While most of this documentation focuses on the visible-wavelength images that are typical of current-day machine learning, this article will focus on the depth information that is included with Limbo synthetic images. To get started, we’ll load our test dataset and choose an appropriate sample:

[1]:

from IPython.display import display
import limbo.data

dataset = limbo.data.Dataset("../data")

sample = dataset[2]

if sample.image:
    display(sample.image)

Imagine that you are training a robot to navigate around containers in the real world. In addition to visible-wavelength cameras, the robot has LIDAR sensors that provide distance information. How would you train a model to use both types of data? Synthetic Limbo Data Format images can contain per-pixel depth (distance to viewer) information that is perfect for this use-case:

[6]:

if sample.synthetic:
    display(sample.synthetic.depth)

… hmm, that doesn’t look perfect. Fear not, this is due to the much wider dynamic range of values in the depth information, which records the distance (in meters) from the content of each pixel to the camera. To make the data visible, we need to get a sense for the distribution of values in the image. limbo.data.Synthetic.depth() returns the depth information as an Imagecat imagecat.data.Image, so we need to do a little digging to get at the raw data:

[8]:

depth = sample.synthetic.depth.layers["Z"].data.squeeze()
depth.min(), depth.max()

[8]:

(4.8908067, 3690.8577)

Note that the furthest pixels in the image are over three kilometers away (!) and clearly must be sky.

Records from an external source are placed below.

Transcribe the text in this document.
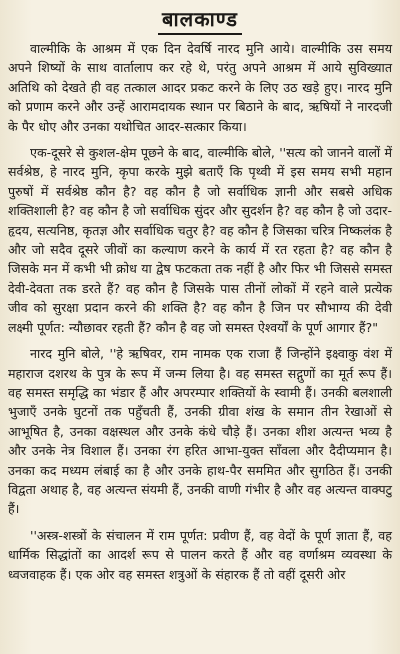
बालकाण्ड

वाल्मीकि के आश्रम में एक दिन देवर्षि नारद मुनि आये। वाल्मीकि उस समय अपने शिष्यों के साथ वार्तालाप कर रहे थे, परंतु अपने आश्रम में आये सुविख्यात अतिथि को देखते ही वह तत्काल आदर प्रकट करने के लिए उठ खड़े हुए। नारद मुनि को प्रणाम करने और उन्हें आरामदायक स्थान पर बिठाने के बाद, ऋषियों ने नारदजी के पैर धोए और उनका यथोचित आदर-सत्कार किया।

एक-दूसरे से कुशल-क्षेम पूछने के बाद, वाल्मीकि बोले, ''सत्य को जानने वालों में सर्वश्रेष्ठ, हे नारद मुनि, कृपा करके मुझे बताएँ कि पृथ्वी में इस समय सभी महान पुरुषों में सर्वश्रेष्ठ कौन है? वह कौन है जो सर्वाधिक ज्ञानी और सबसे अधिक शक्तिशाली है? वह कौन है जो सर्वाधिक सुंदर और सुदर्शन है? वह कौन है जो उदार-हृदय, सत्यनिष्ठ, कृतज्ञ और सर्वाधिक चतुर है? वह कौन है जिसका चरित्र निष्कलंक है और जो सदैव दूसरे जीवों का कल्याण करने के कार्य में रत रहता है? वह कौन है जिसके मन में कभी भी क्रोध या द्वेष फटकता तक नहीं है और फिर भी जिससे समस्त देवी-देवता तक डरते हैं? वह कौन है जिसके पास तीनों लोकों में रहने वाले प्रत्येक जीव को सुरक्षा प्रदान करने की शक्ति है? वह कौन है जिन पर सौभाग्य की देवी लक्ष्मी पूर्णत: न्यौछावर रहती हैं? कौन है वह जो समस्त ऐश्वर्यों के पूर्ण आगार हैं?"

नारद मुनि बोले, ''हे ऋषिवर, राम नामक एक राजा हैं जिन्होंने इक्ष्वाकु वंश में महाराज दशरथ के पुत्र के रूप में जन्म लिया है। वह समस्त सद्गुणों का मूर्त रूप हैं। वह समस्त समृद्धि का भंडार हैं और अपरम्पार शक्तियों के स्वामी हैं। उनकी बलशाली भुजाएँ उनके घुटनों तक पहुँचती हैं, उनकी ग्रीवा शंख के समान तीन रेखाओं से आभूषित है, उनका वक्षस्थल और उनके कंधे चौड़े हैं। उनका शीश अत्यन्त भव्य है और उनके नेत्र विशाल हैं। उनका रंग हरित आभा-युक्त साँवला और दैदीप्यमान है। उनका कद मध्यम लंबाई का है और उनके हाथ-पैर सममित और सुगठित हैं। उनकी विद्वता अथाह है, वह अत्यन्त संयमी हैं, उनकी वाणी गंभीर है और वह अत्यन्त वाक्पटु हैं।

''अस्त्र-शस्त्रों के संचालन में राम पूर्णत: प्रवीण हैं, वह वेदों के पूर्ण ज्ञाता हैं, वह धार्मिक सिद्धांतों का आदर्श रूप से पालन करते हैं और वह वर्णाश्रम व्यवस्था के ध्वजवाहक हैं। एक ओर वह समस्त शत्रुओं के संहारक हैं तो वहीं दूसरी ओर
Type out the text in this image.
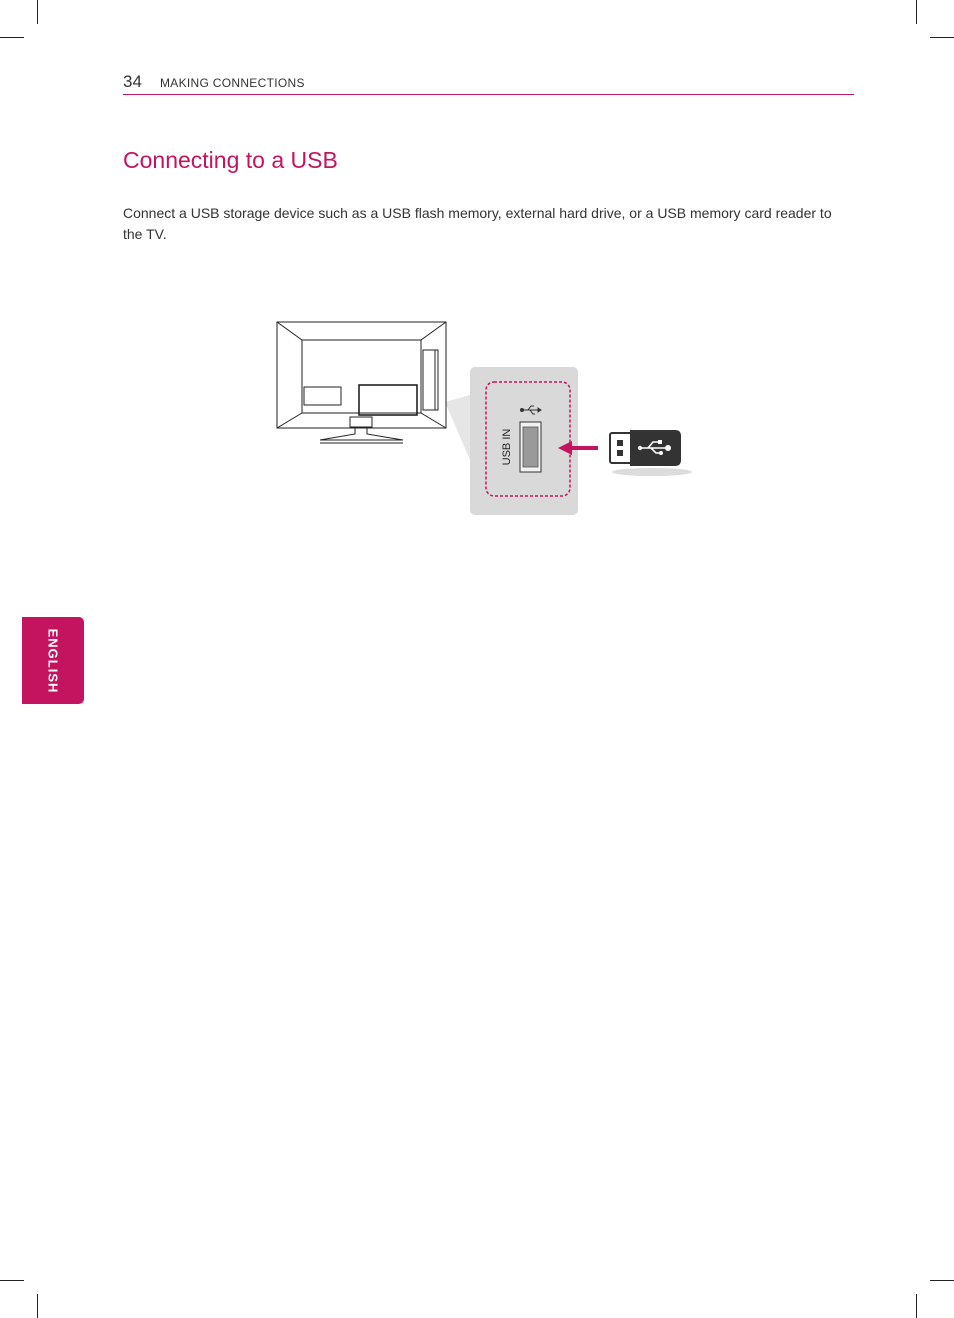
34 MAKING CONNECTIONS
Connecting to a USB

Connect a USB storage device such as a USB flash memory, external hard drive, or a USB memory card reader to the TV.

USB IN
ENGLISH
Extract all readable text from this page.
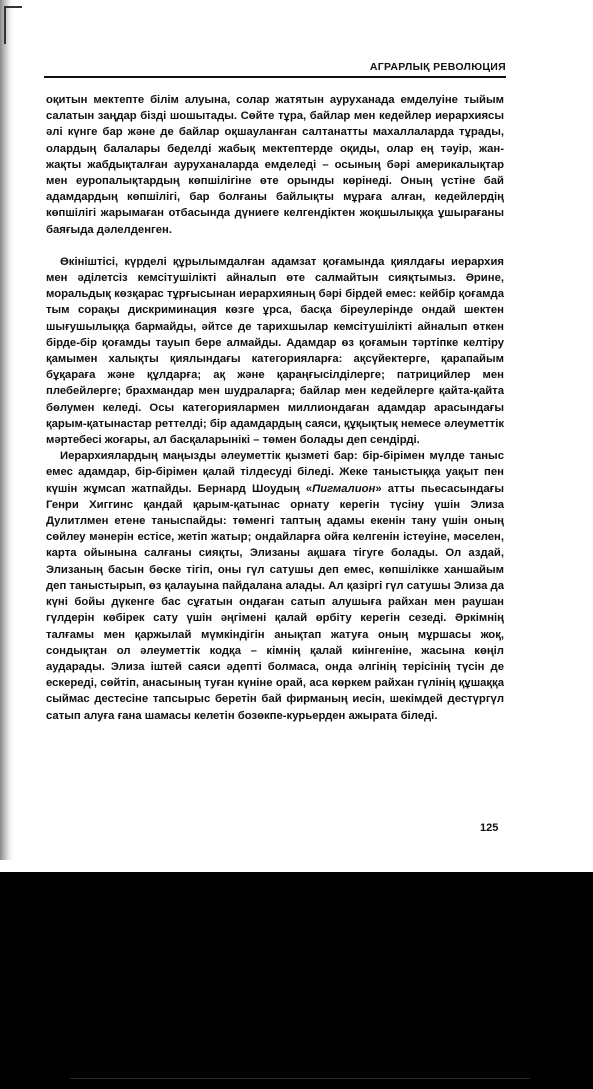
АГРАРЛЫҚ РЕВОЛЮЦИЯ

оқитын мектепте білім алуына, солар жатятын аурухaнада емделуіне тыйым салатын заңдар бізді шошытады. Сөйте тұра, байлар мен кедейлер иерархиясы әлі күнге бар және де байлар оқшауланған салтанатты махаллаларда тұрады, олардың балалары беделді жабық мектептерде оқиды, олар ең тәуір, жан-жақты жабдықталған ауруханаларда емделеді – осының бәрі америкалықтар мен еуропалықтардың көпшілігіне өте орынды көрінеді. Оның үстіне бай адамдардың көпшілігі, бар болғаны байлықты мұраға алған, кедейлердің көпшілігі жарымаған отбасында дүниеге келгендіктен жоқшылыққа ұшырағаны баяғыда дәлелденген.

Өкініштісі, күрделі құрылымдалған адамзат қоғамында қиялдағы иерархия мен әділетсіз кемсітушілікті айналып өте салмайтын сияқтымыз. Әрине, моральдық көзқарас тұрғысынан иерархияның бәрі бірдей емес: кейбір қоғамда тым сорақы дискриминация көзге ұрса, басқа біреулерінде ондай шектен шығушылыққа бармайды, әйтсе де тарихшылар кемсітушілікті айналып өткен бірде-бір қоғамды тауып бере алмайды. Адамдар өз қоғамын тәртіпке келтіру қамымен халықты қиялындағы категорияларға: ақсүйектерге, қарапайым бұқараға және құлдарға; ақ және қараңғысілділерге; патрицийлер мен плебейлерге; брахмандар мен шудраларға; байлар мен кедейлерге қайта-қайта бөлумен келеді. Осы категориялармен миллиондаған адамдар арасындағы қарым-қатынастар реттелді; бір адамдардың саяси, құқықтық немесе әлеуметтік мәртебесі жоғары, ал басқаларынікі – төмен болады деп сендірді.

Иерархиялардың маңызды әлеуметтік қызметі бар: бір-бірімен мүлде таныс емес адамдар, бір-бірімен қалай тілдесуді біледі. Жеке таныстыққа уақыт пен күшін жұмсап жатпайды. Бернард Шоудың «Пигмалион» атты пьесасындағы Генри Хиггинс қандай қарым-қатынас орнату керегін түсіну үшін Элиза Дулитлмен етене таныспайды: төменгі таптың адамы екенін тану үшін оның сөйлеу мәнерін естісе, жетіп жатыр; ондайларға ойға келгенін істеуіне, мәселен, карта ойынына салғаны сияқты, Элизаны ақшаға тігуге болады. Ол аздай, Элизаның басын бөске тігіп, оны гүл сатушы деп емес, көпшілікке ханшайым деп таныстырып, өз қалауына пайдалана алады. Ал қазіргі гүл сатушы Элиза да күні бойы дүкенге бас сұғатын ондаған сатып алушыға райхан мен раушан гүлдерін көбірек сату үшін әңгімені қалай өрбіту керегін сезеді. Әркімнің талғамы мен қаржылай мүмкіндігін анықтап жатуға оның мұршасы жоқ, сондықтан ол әлеуметтік кодқа – кімнің қалай киінгеніне, жасына көңіл аударады. Элиза іштей саяси әдепті болмаса, онда әлгінің терісінің түсін де ескереді, сөйтіп, анасының туған күніне орай, аса көркем райхан гүлінің құшаққа сыймас дестесіне тапсырыс беретін бай фирманың иесін, шекімдей дестүргүл сатып алуға ғана шамасы келетін бозөкпе-курьерден ажырата біледі.

125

Let’s focus on everything within the nearest 50 meters, and remap the distance to a white-to-black colormap:

[19]:

import imagecat.color.brewer
import PIL.Image

palette = imagecat.color.brewer.palette("Greys", reverse=True)
visible = imagecat.color.linear_map(depth, palette, min=6, max=50)
visible = (visible * 255).astype("ubyte")
PIL.Image.fromarray(visible)

[19]:

Now we can see that the depth information makes sense, with brighter pixels representing surfaces that are closer to the camera.

Since lidar information is typically much lower-resolution than visible wavelength data, and may have a narrow range of detectable distances based on time-of-flight, we assume that researchers will need to spatially downsample the depth data to match whatever real-world sensors they are targeting.